Firearms
Calvin Goddard
Calvin Goddard began his career as a physician at Johns Hopkins University and then worked in army ordnance during WWI. In 1925, Goddard helped establish the Bureau of Forensic Ballistics, an independent crime lab in New York City. Dr. Goddard gained national prominence in the 1920s with his forensic studies in the Nicola Sacco and Bartolomeo Vanzetti murder case in Massachusetts (Goddard proved Sacco’s gun was used in the crime) and in the investigation of the 1929 St. Valentine’s Day Massacre in Chicago (Goddard showed that Chicago police officers were not involved in the murders). Later that year, Goddard established the Scientific Crime Detection Laboratory of Northwestern University in Chicago. It served as a model for the FBI crime lab established two years later.
Gun Barrels & Bulllets
The barrel of each gun has unique helical grooves that spin the bullet. These grooves also make impressions on the bullet as it passes through the barrel.

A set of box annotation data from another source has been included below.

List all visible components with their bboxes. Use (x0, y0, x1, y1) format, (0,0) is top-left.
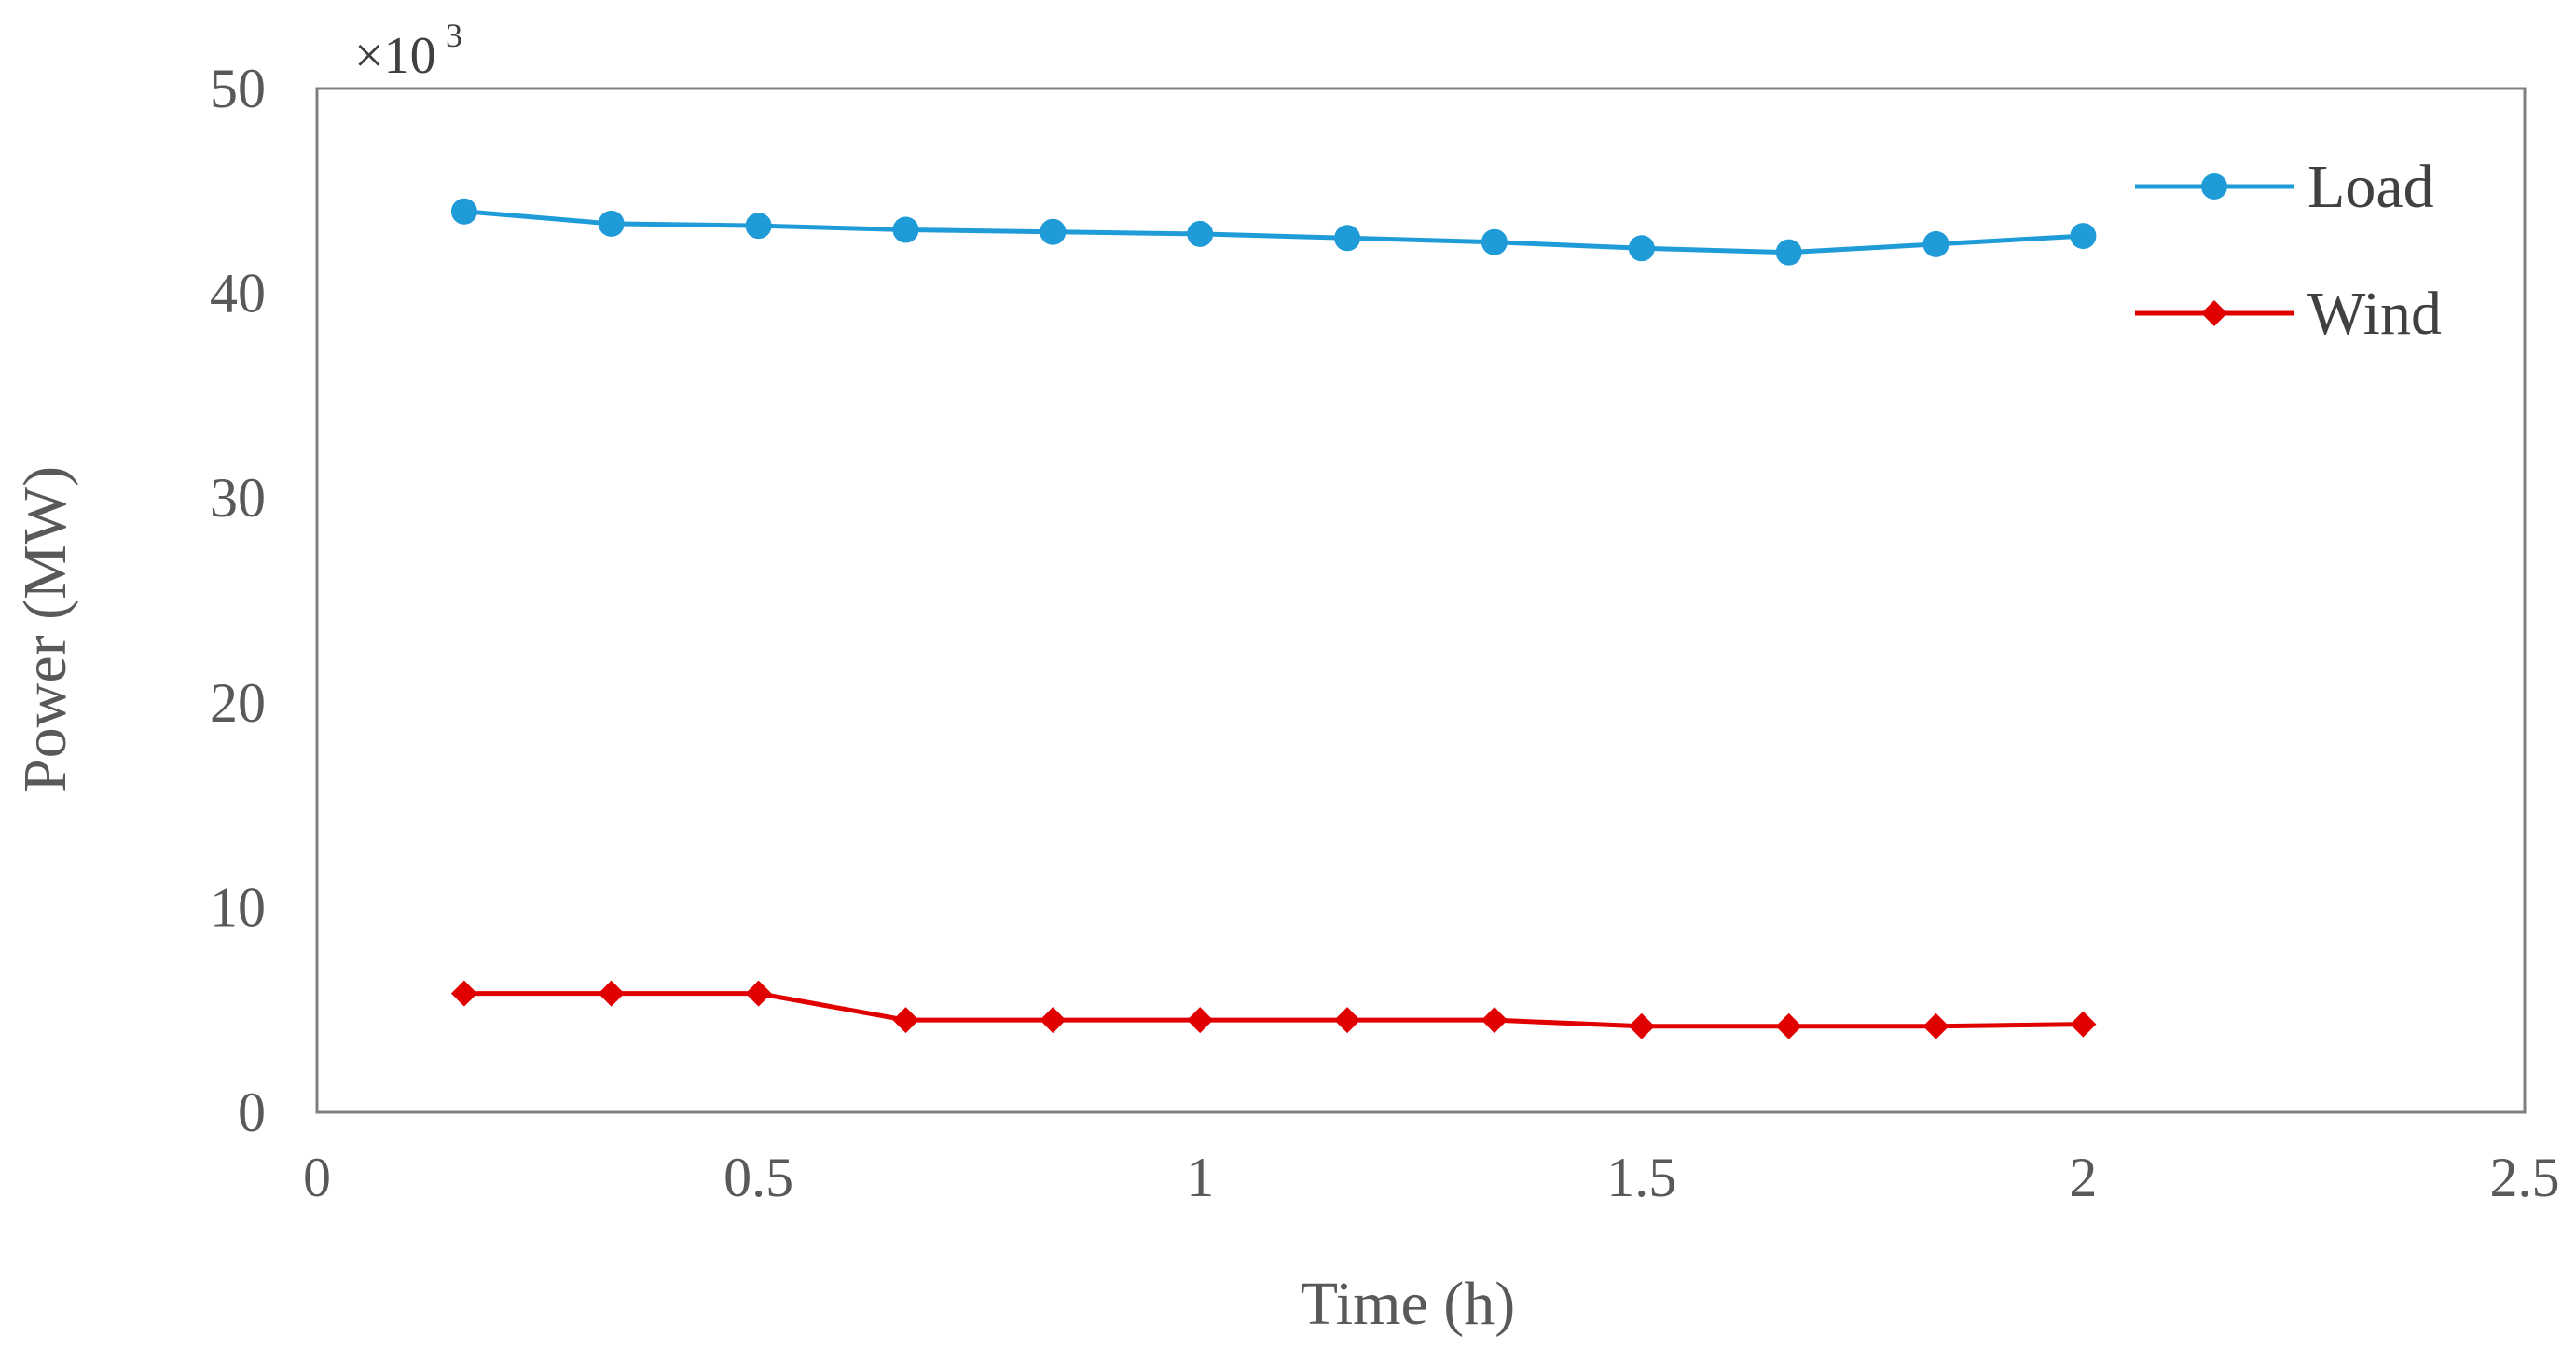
series-layer (450, 198, 2097, 1039)
legend-item-wind: Wind (2135, 280, 2442, 348)
y-tick-label: 50 (210, 58, 266, 119)
x-tick-label: 2.5 (2490, 1147, 2560, 1208)
legend-item-load: Load (2135, 153, 2434, 221)
x-axis-title: Time (h) (1301, 1270, 1515, 1338)
x-tick-label: 1 (1186, 1147, 1214, 1208)
data-point (892, 216, 919, 243)
data-point (1040, 1007, 1067, 1034)
data-point (1334, 225, 1361, 252)
data-point (598, 980, 625, 1007)
data-point (450, 980, 477, 1007)
y-tick-label: 30 (210, 467, 266, 529)
data-point (1922, 1012, 1949, 1039)
y-tick-label: 10 (210, 876, 266, 938)
data-point (1334, 1007, 1361, 1034)
x-tick-label: 0 (303, 1147, 331, 1208)
data-point (1187, 220, 1214, 247)
y-axis-title: Power (MW) (11, 466, 79, 792)
series-wind (450, 980, 2097, 1039)
data-point (1628, 235, 1655, 262)
x-tick-label: 1.5 (1606, 1147, 1676, 1208)
data-point (598, 210, 625, 237)
data-point (1187, 1007, 1214, 1034)
y-multiplier: ×10 (354, 27, 436, 85)
series-line-wind (463, 991, 2084, 1029)
y-tick-label: 40 (210, 263, 266, 324)
data-point (1481, 1007, 1508, 1034)
data-point (1775, 1012, 1802, 1039)
legend-label: Load (2307, 153, 2434, 221)
data-point (1040, 218, 1067, 245)
y-tick-labels: 0 10 20 30 40 50 (210, 58, 266, 1143)
data-point (1481, 228, 1508, 255)
data-point (1628, 1012, 1655, 1039)
data-point (2070, 1011, 2097, 1038)
legend-marker (2201, 173, 2227, 200)
data-point (1775, 239, 1802, 266)
data-point (1922, 230, 1949, 257)
plot-frame (315, 87, 2527, 1114)
series-load (450, 198, 2097, 266)
y-tick-label: 0 (238, 1081, 266, 1143)
legend-label: Wind (2307, 280, 2442, 348)
y-tick-label: 20 (210, 672, 266, 734)
y-multiplier-exponent: 3 (446, 17, 462, 54)
data-point (745, 213, 772, 240)
data-point (892, 1007, 919, 1034)
legend-marker (2201, 300, 2227, 326)
data-point (2070, 223, 2097, 250)
x-tick-label: 0.5 (723, 1147, 793, 1208)
x-tick-labels: 0 0.5 1 1.5 2 2.5 (303, 1147, 2560, 1208)
data-point (450, 198, 477, 225)
series-line-load (463, 209, 2084, 255)
x-tick-label: 2 (2069, 1147, 2097, 1208)
legend: Load Wind (2135, 153, 2442, 348)
data-point (745, 980, 772, 1007)
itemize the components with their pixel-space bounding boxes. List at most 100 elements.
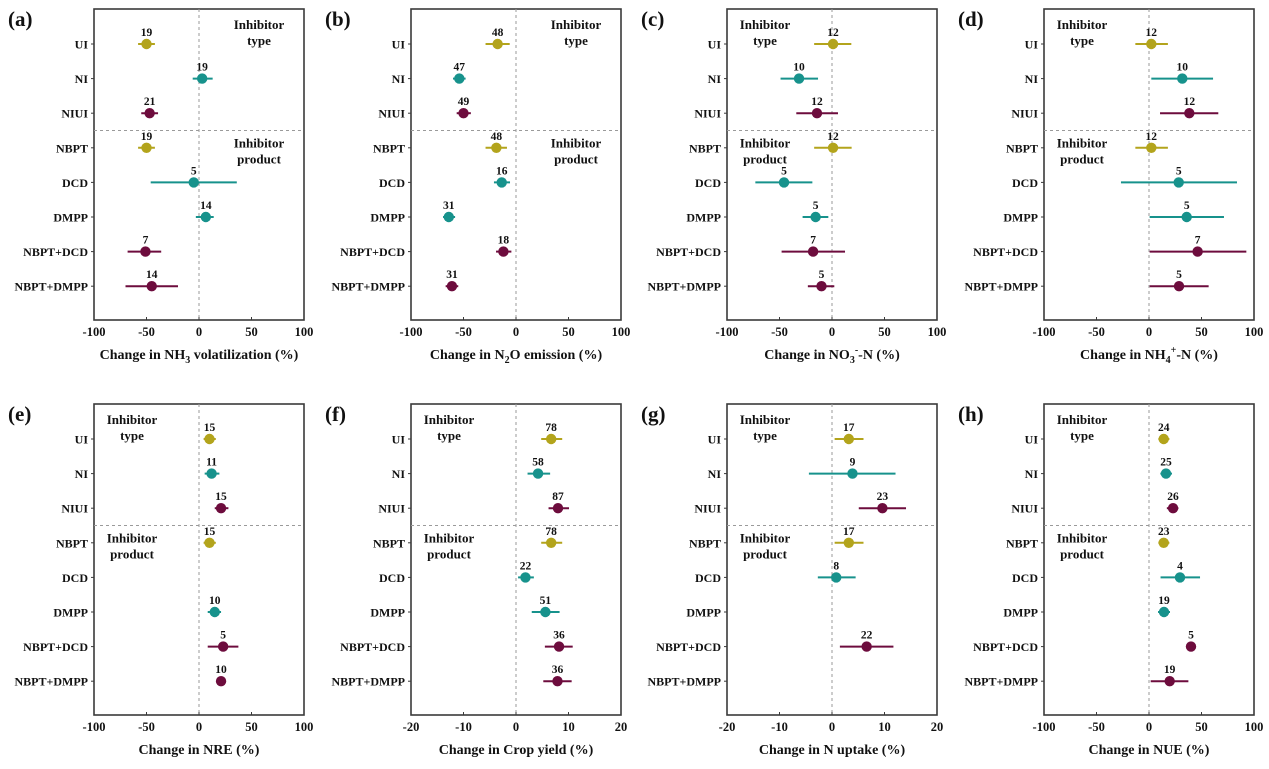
y-tick-label: DMPP (370, 211, 405, 225)
sample-size-label: 10 (209, 595, 221, 607)
mean-effect-point (446, 281, 458, 292)
x-tick-label: -50 (138, 720, 155, 734)
y-tick-label: NBPT+DCD (340, 245, 405, 259)
y-tick-label: UI (1025, 433, 1039, 447)
mean-effect-point (204, 537, 215, 548)
y-tick-label: NI (392, 72, 406, 86)
panel-tag: (c) (641, 7, 664, 31)
x-axis-label-text: -N (%) (1176, 348, 1218, 363)
group-label-line1: Inhibitor (740, 412, 791, 427)
mean-effect-point (215, 503, 227, 514)
panel-b: (b) InhibitortypeInhibitorproductUININIUI… (325, 7, 630, 366)
x-tick-label: -100 (1033, 720, 1056, 734)
x-axis-label-text: Change in NO (764, 348, 850, 363)
panel-tag: (b) (325, 7, 351, 31)
y-tick-label: UI (75, 433, 89, 447)
x-axis-label-text: O emission (%) (510, 348, 603, 363)
x-tick-label: -20 (403, 720, 420, 734)
x-tick-label: 0 (829, 720, 835, 734)
sample-size-label: 19 (1158, 595, 1170, 607)
x-axis-label: Change in NH3 volatilization (%) (100, 348, 299, 366)
sample-size-label: 23 (877, 491, 889, 503)
group-label-line1: Inhibitor (551, 136, 602, 151)
mean-effect-point (1146, 142, 1157, 153)
mean-effect-point (843, 537, 854, 548)
x-tick-label: 50 (1195, 720, 1208, 734)
x-tick-label: 0 (196, 720, 202, 734)
x-tick-label: -100 (83, 325, 106, 339)
x-tick-label: -100 (1033, 325, 1056, 339)
group-label-line1: Inhibitor (424, 412, 475, 427)
y-tick-label: NBPT+DMPP (648, 675, 722, 689)
y-tick-label: DCD (695, 176, 721, 190)
sample-size-label: 17 (843, 526, 855, 538)
sample-size-label: 7 (1195, 235, 1201, 247)
y-tick-label: DCD (1012, 176, 1038, 190)
sample-size-label: 7 (810, 235, 816, 247)
mean-effect-point (807, 246, 819, 257)
mean-effect-point (1185, 641, 1197, 652)
sample-size-label: 78 (545, 526, 557, 538)
sample-size-label: 25 (1160, 457, 1172, 469)
x-axis-label: Change in NUE (%) (1089, 743, 1210, 758)
sample-size-label: 5 (1184, 200, 1190, 212)
panel-g: (g) InhibitortypeInhibitorproductUININIUI… (641, 402, 943, 758)
panel-tag: (d) (958, 7, 984, 31)
group-label-line2: type (1070, 33, 1094, 48)
sample-size-label: 7 (143, 235, 149, 247)
sample-size-label: 5 (1188, 630, 1194, 642)
panel-tag: (e) (8, 402, 31, 426)
group-label-line1: Inhibitor (234, 136, 285, 151)
y-tick-label: DMPP (1003, 211, 1038, 225)
panel-f: (f) InhibitortypeInhibitorproductUININIUI… (325, 402, 627, 758)
sample-size-label: 26 (1167, 491, 1179, 503)
sample-size-label: 5 (781, 165, 787, 177)
y-tick-label: NBPT (56, 536, 88, 550)
y-tick-label: NBPT+DMPP (15, 280, 89, 294)
mean-effect-point (778, 177, 790, 188)
sample-size-label: 48 (491, 131, 503, 143)
sample-size-label: 12 (1146, 27, 1158, 39)
group-label-line2: product (554, 152, 598, 167)
sample-size-label: 5 (1176, 165, 1182, 177)
mean-effect-point (454, 73, 465, 84)
y-tick-label: NBPT+DCD (973, 245, 1038, 259)
x-tick-label: 0 (1146, 325, 1152, 339)
y-tick-label: NBPT+DCD (23, 640, 88, 654)
y-tick-label: NIUI (1011, 107, 1038, 121)
y-tick-label: NIUI (694, 107, 721, 121)
sample-size-label: 12 (1184, 96, 1196, 108)
y-tick-label: NIUI (61, 502, 88, 516)
x-tick-label: 50 (245, 325, 258, 339)
x-axis-label: Change in NRE (%) (139, 743, 260, 758)
sample-size-label: 21 (144, 96, 156, 108)
y-tick-label: NBPT+DMPP (648, 280, 722, 294)
x-axis-label: Change in N2O emission (%) (430, 348, 603, 366)
y-tick-label: DCD (62, 571, 88, 585)
sample-size-label: 9 (850, 457, 856, 469)
sample-size-label: 19 (141, 27, 153, 39)
sample-size-label: 47 (454, 62, 466, 74)
y-tick-label: NBPT+DCD (23, 245, 88, 259)
sample-size-label: 5 (813, 200, 819, 212)
x-tick-label: -100 (400, 325, 423, 339)
x-tick-label: 100 (295, 720, 314, 734)
group-label-line2: type (437, 428, 461, 443)
mean-effect-point (498, 246, 509, 257)
y-tick-label: DMPP (53, 606, 88, 620)
mean-effect-point (144, 108, 155, 119)
x-tick-label: -50 (771, 325, 788, 339)
y-tick-label: DCD (379, 571, 405, 585)
mean-effect-point (1173, 177, 1184, 188)
group-label-line2: type (120, 428, 144, 443)
x-tick-label: 100 (1245, 325, 1264, 339)
sample-size-label: 5 (819, 269, 825, 281)
y-tick-label: NBPT (56, 141, 88, 155)
sample-size-label: 22 (520, 560, 532, 572)
group-label-line2: product (743, 547, 787, 562)
x-tick-label: 0 (513, 720, 519, 734)
sample-size-label: 31 (446, 269, 458, 281)
group-label-line1: Inhibitor (107, 412, 158, 427)
x-axis-label-text: -N (%) (858, 348, 900, 363)
mean-effect-point (141, 142, 152, 153)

Firearms experts will often test fire a crime weapon (usually in a water tank) to compare the projectile’s impressions with a bullet from the crime scene. Investigators also examine firing pin impressions (when a pin hits the primer and makes the cartridge explode), breech marks (when the cartridge is pressed against the end of the barrel), and ejector marks (when the cartridge is discharged from the barrel).
Though he did not invent the comparison microscope, Calvin Goddard was the first to popularize its use in forensic ballistics. A comparison microscope is made up of two compound microscopes bridged with a comparison eyepiece that places the fields of the microscopes side-by-side.